Автор книги: Василий Протоиерей (Зеньковский)
Жанр:
Религия
сообщить о нарушении
Текущая страница: 17 (всего у книги 25 страниц)
Чтобы понять самые факты то ослабления и упадка чувства Церкви, то вновь его расцвета, обратим внимание на то, что в Символе веры учение о Церкви предваряется словом «верую» («Верую во единую, святую, соборную и апостольскую Церковь»). Но зачем же здесь поставлено-то слово «верую»? Ведь Церковь есть живая и непререкаемая реальность; неужели, чтобы воспринять эту реальность, нужен акт веры? Очевидно, да.

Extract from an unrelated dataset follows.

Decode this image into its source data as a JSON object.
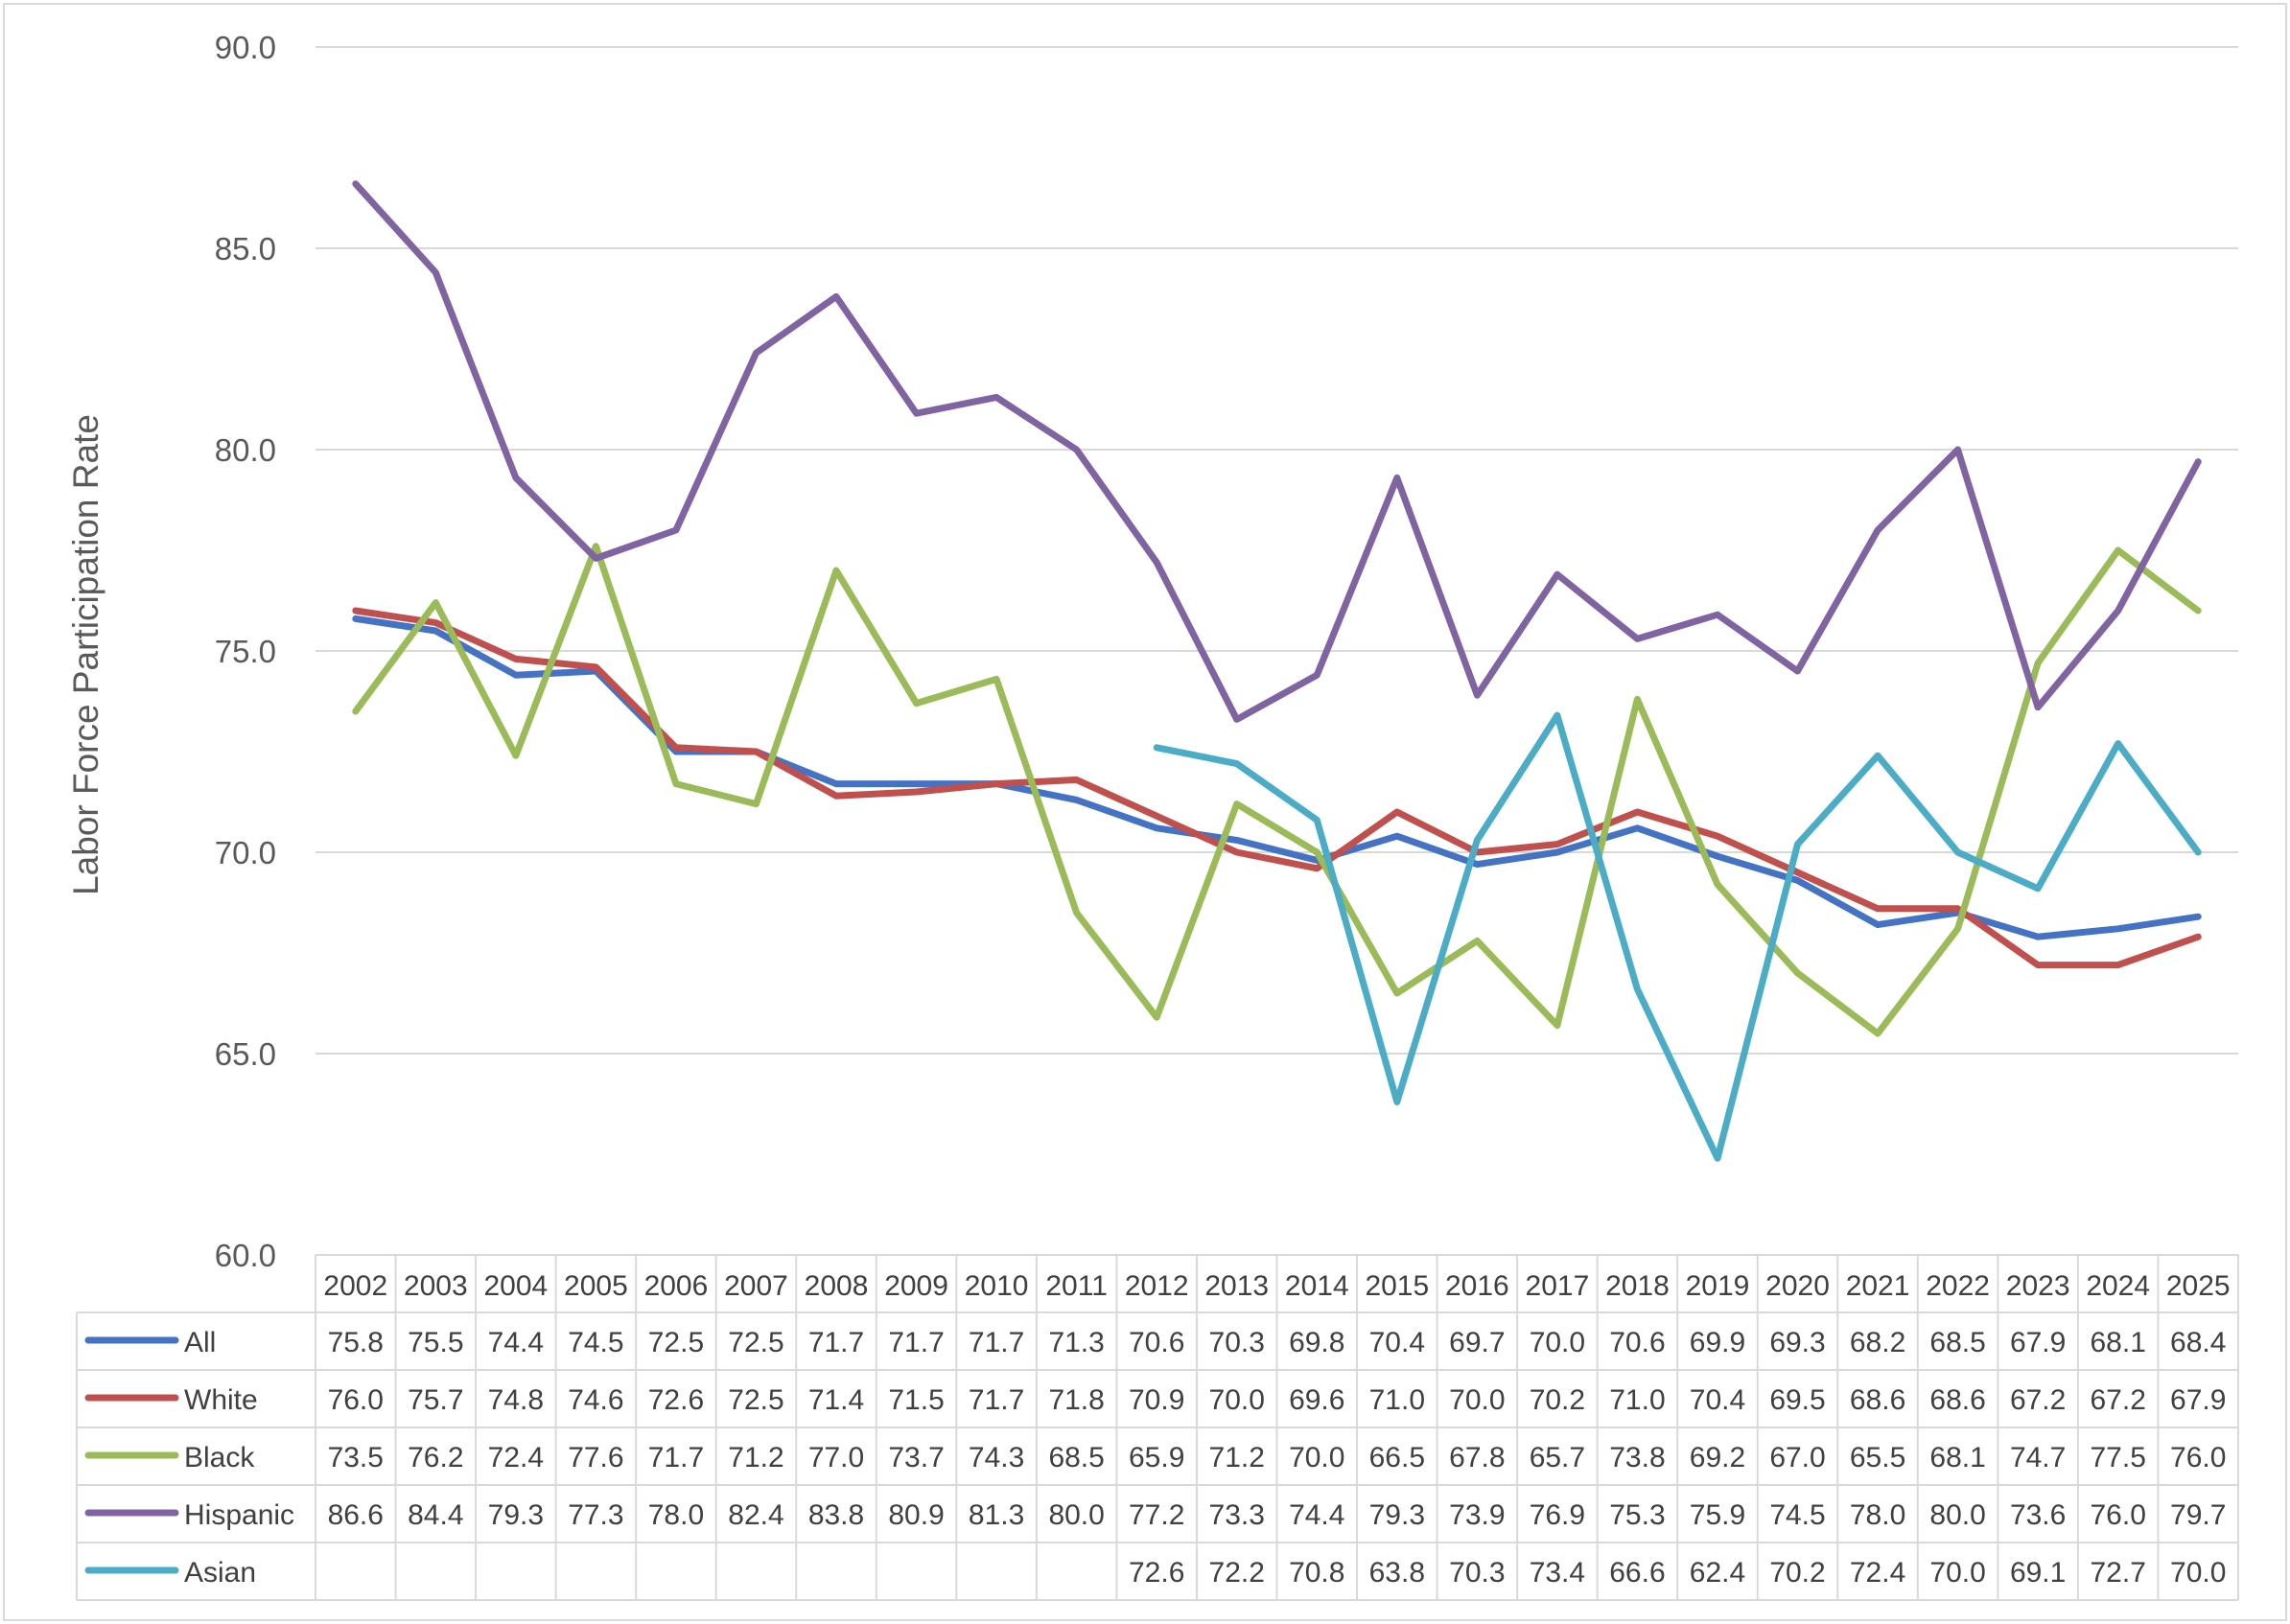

Если в самые первые века христианства эта вера в Церковь сама собой рождалась у тех, кто зажигался верой во Христа Спасителя, – то постепенно это непосредственное восприятие полноты Церкви, ее благодатной реальности, становилось несомненно более затрудненным. Сама вера во Христа Спасителя давалась уже не так легко, а общее духовное оскудение, упадок того горения, которое так ярко было в раннем христианстве, – все это в восприятии Церкви, как тела Христова, создавало необходимость дополнительных усилий, укрепления и углубления верующего сознания.

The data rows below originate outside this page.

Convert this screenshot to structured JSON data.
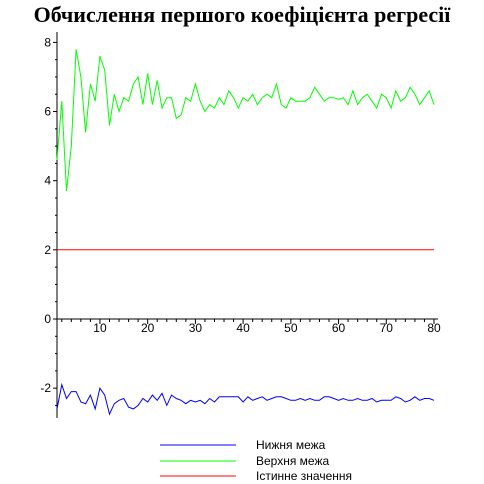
{
  "chart_data": {
    "type": "line",
    "title": "Обчислення першого коефіцієнта регресії",
    "xlabel": "",
    "ylabel": "",
    "xlim": [
      1,
      80
    ],
    "ylim": [
      -3.5,
      8.3
    ],
    "xticks": [
      10,
      20,
      30,
      40,
      50,
      60,
      70,
      80
    ],
    "yticks": [
      -2,
      0,
      2,
      4,
      6,
      8
    ],
    "grid": false,
    "legend_position": "bottom",
    "series": [
      {
        "name": "Нижня межа",
        "color": "#0000ff",
        "x": [
          1,
          2,
          3,
          4,
          5,
          6,
          7,
          8,
          9,
          10,
          11,
          12,
          13,
          14,
          15,
          16,
          17,
          18,
          19,
          20,
          21,
          22,
          23,
          24,
          25,
          26,
          27,
          28,
          29,
          30,
          31,
          32,
          33,
          34,
          35,
          36,
          37,
          38,
          39,
          40,
          41,
          42,
          43,
          44,
          45,
          46,
          47,
          48,
          49,
          50,
          51,
          52,
          53,
          54,
          55,
          56,
          57,
          58,
          59,
          60,
          61,
          62,
          63,
          64,
          65,
          66,
          67,
          68,
          69,
          70,
          71,
          72,
          73,
          74,
          75,
          76,
          77,
          78,
          79,
          80
        ],
        "values": [
          -2.6,
          -1.9,
          -2.3,
          -2.1,
          -2.1,
          -2.4,
          -2.45,
          -2.2,
          -2.6,
          -2.0,
          -2.2,
          -2.75,
          -2.45,
          -2.35,
          -2.3,
          -2.55,
          -2.6,
          -2.5,
          -2.3,
          -2.4,
          -2.2,
          -2.35,
          -2.15,
          -2.5,
          -2.2,
          -2.3,
          -2.35,
          -2.45,
          -2.35,
          -2.4,
          -2.35,
          -2.45,
          -2.3,
          -2.4,
          -2.25,
          -2.25,
          -2.25,
          -2.25,
          -2.25,
          -2.4,
          -2.25,
          -2.35,
          -2.3,
          -2.25,
          -2.35,
          -2.3,
          -2.25,
          -2.25,
          -2.3,
          -2.35,
          -2.35,
          -2.3,
          -2.35,
          -2.3,
          -2.35,
          -2.35,
          -2.25,
          -2.25,
          -2.3,
          -2.35,
          -2.3,
          -2.35,
          -2.35,
          -2.3,
          -2.35,
          -2.35,
          -2.3,
          -2.4,
          -2.35,
          -2.35,
          -2.35,
          -2.25,
          -2.3,
          -2.4,
          -2.35,
          -2.25,
          -2.35,
          -2.3,
          -2.3,
          -2.35
        ]
      },
      {
        "name": "Верхня межа",
        "color": "#00ff00",
        "x": [
          1,
          2,
          3,
          4,
          5,
          6,
          7,
          8,
          9,
          10,
          11,
          12,
          13,
          14,
          15,
          16,
          17,
          18,
          19,
          20,
          21,
          22,
          23,
          24,
          25,
          26,
          27,
          28,
          29,
          30,
          31,
          32,
          33,
          34,
          35,
          36,
          37,
          38,
          39,
          40,
          41,
          42,
          43,
          44,
          45,
          46,
          47,
          48,
          49,
          50,
          51,
          52,
          53,
          54,
          55,
          56,
          57,
          58,
          59,
          60,
          61,
          62,
          63,
          64,
          65,
          66,
          67,
          68,
          69,
          70,
          71,
          72,
          73,
          74,
          75,
          76,
          77,
          78,
          79,
          80
        ],
        "values": [
          4.6,
          6.3,
          3.7,
          5.0,
          7.8,
          7.0,
          5.4,
          6.8,
          6.3,
          7.6,
          7.2,
          5.6,
          6.5,
          6.0,
          6.4,
          6.3,
          6.8,
          7.0,
          6.2,
          7.1,
          6.2,
          6.9,
          6.1,
          6.4,
          6.4,
          5.8,
          5.9,
          6.4,
          6.3,
          6.8,
          6.3,
          6.0,
          6.2,
          6.1,
          6.4,
          6.2,
          6.6,
          6.4,
          6.1,
          6.4,
          6.3,
          6.5,
          6.2,
          6.4,
          6.5,
          6.4,
          6.8,
          6.2,
          6.1,
          6.4,
          6.3,
          6.3,
          6.3,
          6.4,
          6.7,
          6.5,
          6.3,
          6.4,
          6.4,
          6.35,
          6.4,
          6.2,
          6.6,
          6.2,
          6.4,
          6.5,
          6.3,
          6.1,
          6.5,
          6.4,
          6.1,
          6.6,
          6.3,
          6.4,
          6.7,
          6.5,
          6.2,
          6.4,
          6.6,
          6.2
        ]
      },
      {
        "name": "Істинне значення",
        "color": "#ff0000",
        "x": [
          1,
          80
        ],
        "values": [
          2,
          2
        ]
      }
    ]
  }
}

Это вводит нас в сложность церковного сознания и объясняет нам те внутренние трудности, которые требуют для своего преодоления особых усилий. Правда, мы найдем часто у простых людей такое ясное и отчетливое понимание основной реальности в Церкви, что отсюда открывается справедливость положения, что весь церковный народ является «хранителем веры» (как гласит упомянутое выше послание восточных патриархов 1847 г.). И наоборот – рост современной цивилизации, развившейся на основе секуляризма, (автономии науки, морали и т. д.) ослабляет у верующих эту изначальную интуицию Церкви. Будем помнить, что все, кто крещены во имя св. Троицы, уже принадлежат Церкви, находятся внутри ее. Но это лишь вводит нас в Церковь, создает возможность питаться от благодатных сил, присущих Церкви; все же дальнейшая жизнь в Церкви зависит от нашей активности. Если нас в детстве приучают к богослужениям, к принятию таинств, то от этого образуется прочный фонд связи с Церковью, который сохраняет свою силу даже тогда, когда наступает тот или иной кризис церковного сознания. Но если такого прочного фонда в душе нет, тогда в случае кризиса церковного сознания в душе почти нет психической базы для возрождения церковной жизни.

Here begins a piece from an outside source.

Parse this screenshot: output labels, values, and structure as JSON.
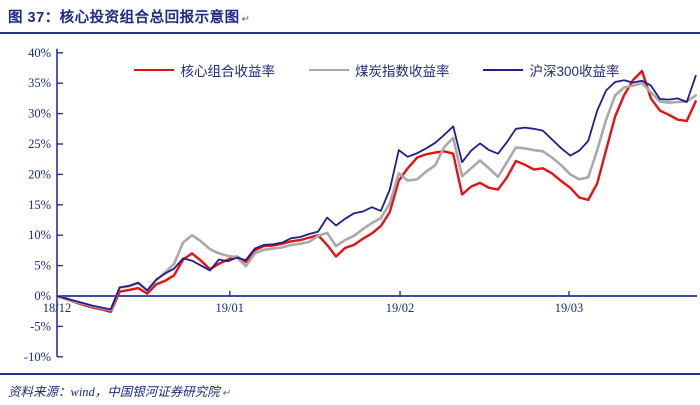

«Церковное сознание» обнимает все, что относится к Церкви, к вероучению, к богослужению, к иерархическому строю Церкви. Но наше церковное сознание может быть и очень скудным, – и тогда наступает то, что зовут «церковным одичанием», – словно душа не пропускает лучей, исходящих от Церкви, не слышит ее песнопений, не внимает ее молитвам. Сила крещения, мистическая перемена, с ним связанная, остаются в душе, но лишь как некая «потенция», где-то таящаяся в глубине души и задавленная всем, что находится вне Церкви. Но даже если нет места «церковному одичанию», если живет в душе и постоянно обновляется чувство Церкви, – наше церковное сознание открыто для потрясений, для искушений, для кризисов. Ведь церковное сознание должно вмещать все, что есть в Церкви – вероучение, богослужебные чины и таинства, церковный строй. По этим трем линиям как раз и может развиваться кризис, – и часто бывает, что кризис, разразившийся по одной линии, не затрагивает другой. Люди, переживающие сомнения или затруднения по вопросам веры, могут все же горячо любить богослужения, приходить к таинствам, принимать иерархический строй Церкви. Но по закону «иррадиации», если авторитет Церкви заколебался по одной линии – то обычно это колебание иррадиирует и по другим направлениям. Особо здесь надо отметить знакомое нам, очень частое отождествление понятия Церкви и понятия «клира»: ошибки, неверные, даже греховные действия клириков (духовенства), колеблют не только их авторитет, но колеблют и авторитет самой Церкви. Отвергая, критикуя духовенство, отходят от Церкви вообще.
Все это относится к тому, что мы назвали «церковным сознанием», которое должно, по своему существу, обнимать все стороны Церкви – и вероучение, и таинства, и богослужебную жизнь, и иерархический строй Церкви. Но самая эта сложность нашего церковного сознания несет с собой возможность кризиса в церковном сознании. Во всяком случае, в настоящее время, при свободе критики и нападок на Церковь, не так легко охранить в себе ясность и полноту церковного сознания. Многие соблазняются о Церкви, впадают в разные сомнения, не будучи в силах разобраться в обвинениях Церкви, которые слышишь теперь на каждом шагу. Надо уметь поэтому защищать Церковь, надо разбираться в этих нападках на Церковь, чтобы не впадать в искушения, которые могут заслонять от нас реальность и силу Церкви.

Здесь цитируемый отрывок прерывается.